Stochastic Gradient Descent-Induced Drift of Representation in a Two-Layer Neural Network
Proceedings of the 40th International Conference on Machine Learning, PMLR 202:27401-27419, 2023.
Representational drift refers to over-time changes in neural activation accompanied by a stable task performance. Despite being observed in the brain and in artificial networks, the mechanisms of drift and its implications are not fully understood. Motivated by recent experimental findings of stimulus-dependent drift in the piriform cortex, we use theory and simulations to study this phenomenon in a two-layer linear feedforward network. Specifically, in a continual online learning scenario, we study the drift induced by the noise inherent in the Stochastic Gradient Descent (SGD).

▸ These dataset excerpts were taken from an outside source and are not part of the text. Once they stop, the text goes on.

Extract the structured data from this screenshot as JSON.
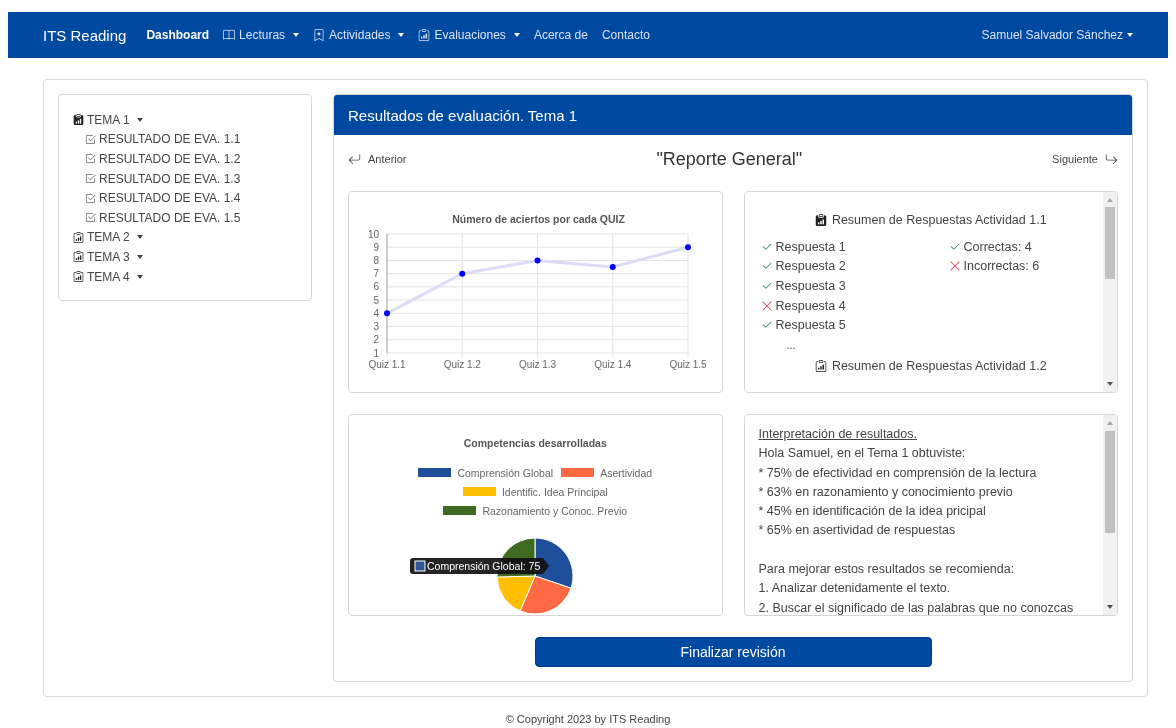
{
  "navbar": {
    "brand": "ITS Reading",
    "items": [
      {
        "label": "Dashboard",
        "selected": true,
        "dropdown": false
      },
      {
        "label": "Lecturas",
        "selected": false,
        "dropdown": true
      },
      {
        "label": "Actividades",
        "selected": false,
        "dropdown": true
      },
      {
        "label": "Evaluaciones",
        "selected": false,
        "dropdown": true
      },
      {
        "label": "Acerca de",
        "selected": false,
        "dropdown": false
      },
      {
        "label": "Contacto",
        "selected": false,
        "dropdown": false
      }
    ],
    "user": "Samuel Salvador Sánchez"
  },
  "sidebar": {
    "items": [
      {
        "label": "TEMA 1",
        "expanded": true,
        "children": [
          {
            "label": "RESULTADO DE EVA. 1.1"
          },
          {
            "label": "RESULTADO DE EVA. 1.2"
          },
          {
            "label": "RESULTADO DE EVA. 1.3"
          },
          {
            "label": "RESULTADO DE EVA. 1.4"
          },
          {
            "label": "RESULTADO DE EVA. 1.5"
          }
        ]
      },
      {
        "label": "TEMA 2",
        "expanded": false
      },
      {
        "label": "TEMA 3",
        "expanded": false
      },
      {
        "label": "TEMA 4",
        "expanded": false
      }
    ]
  },
  "panel": {
    "title": "Resultados de evaluación. Tema 1",
    "previous": "Anterior",
    "heading": "\"Reporte General\"",
    "next": "Siguiente",
    "line_chart": {
      "chart_data": {
        "type": "line",
        "title": "Número de aciertos por cada QUIZ",
        "categories": [
          "Quiz 1.1",
          "Quiz 1.2",
          "Quiz 1.3",
          "Quiz 1.4",
          "Quiz 1.5"
        ],
        "series": [
          {
            "color": "#0000ff",
            "marker": "circle",
            "values": [
              4,
              7,
              8,
              7.5,
              9
            ]
          }
        ],
        "grid": true,
        "ylim": [
          1,
          10
        ],
        "yticks": [
          1,
          2,
          3,
          4,
          5,
          6,
          7,
          8,
          9,
          10
        ]
      }
    },
    "answers": {
      "heading": "Resumen de Respuestas Actividad 1.1",
      "items": [
        {
          "label": "Respuesta 1",
          "correct": true
        },
        {
          "label": "Respuesta 2",
          "correct": true
        },
        {
          "label": "Respuesta 3",
          "correct": true
        },
        {
          "label": "Respuesta 4",
          "correct": false
        },
        {
          "label": "Respuesta 5",
          "correct": true
        }
      ],
      "totals": [
        {
          "label": "Correctas: 4",
          "correct": true
        },
        {
          "label": "Incorrectas: 6",
          "correct": false
        }
      ],
      "more": "...",
      "next_heading": "Resumen de Respuestas Actividad 1.2"
    },
    "pie_chart": {
      "chart_data": {
        "type": "pie",
        "title": "Competencias desarrolladas",
        "categories": [
          "Comprensión Global",
          "Asertividad",
          "Identific. Idea Principal",
          "Razonamiento y Conoc. Previo"
        ],
        "values": [
          30.2,
          26.2,
          18.2,
          25.4
        ],
        "legend": true,
        "colors": [
          "#1f4e9a",
          "#ff6a45",
          "#ffbf00",
          "#3e6b1f"
        ]
      },
      "tooltip": {
        "text": "Comprensión Global: 75",
        "color": "#2f5597"
      }
    },
    "interpretation": {
      "title": "Interpretación de resultados.",
      "lines": [
        "Hola Samuel, en el Tema 1 obtuviste:",
        "* 75% de efectividad en comprensión de la lectura",
        "* 63% en razonamiento y conocimiento previo",
        "* 45% en identificación de la idea pricipal",
        "* 65% en asertividad de respuestas"
      ],
      "lines_2": [
        "Para mejorar estos resultados se recomienda:",
        "1. Analizar detenidamente el texto.",
        "2. Buscar el significado de las palabras que no conozcas"
      ]
    },
    "finish_button": "Finalizar revisión"
  },
  "footer": "© Copyright 2023 by ITS Reading"
}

By decomposing the learning dynamics into the normal and tangent spaces of the minimum-loss manifold, we show the former corresponds to a finite variance fluctuation, while the latter could be considered as an effective diffusion process on the manifold. We analytically compute the fluctuation and the diffusion coefficients for the stimuli representations in the hidden layer as functions of network parameters and input distribution. Further, consistent with experiments, we show that the drift rate is slower for a more frequently presented stimulus. Overall, our analysis yields a theoretical framework for better understanding of the drift phenomenon in biological and artificial neural networks.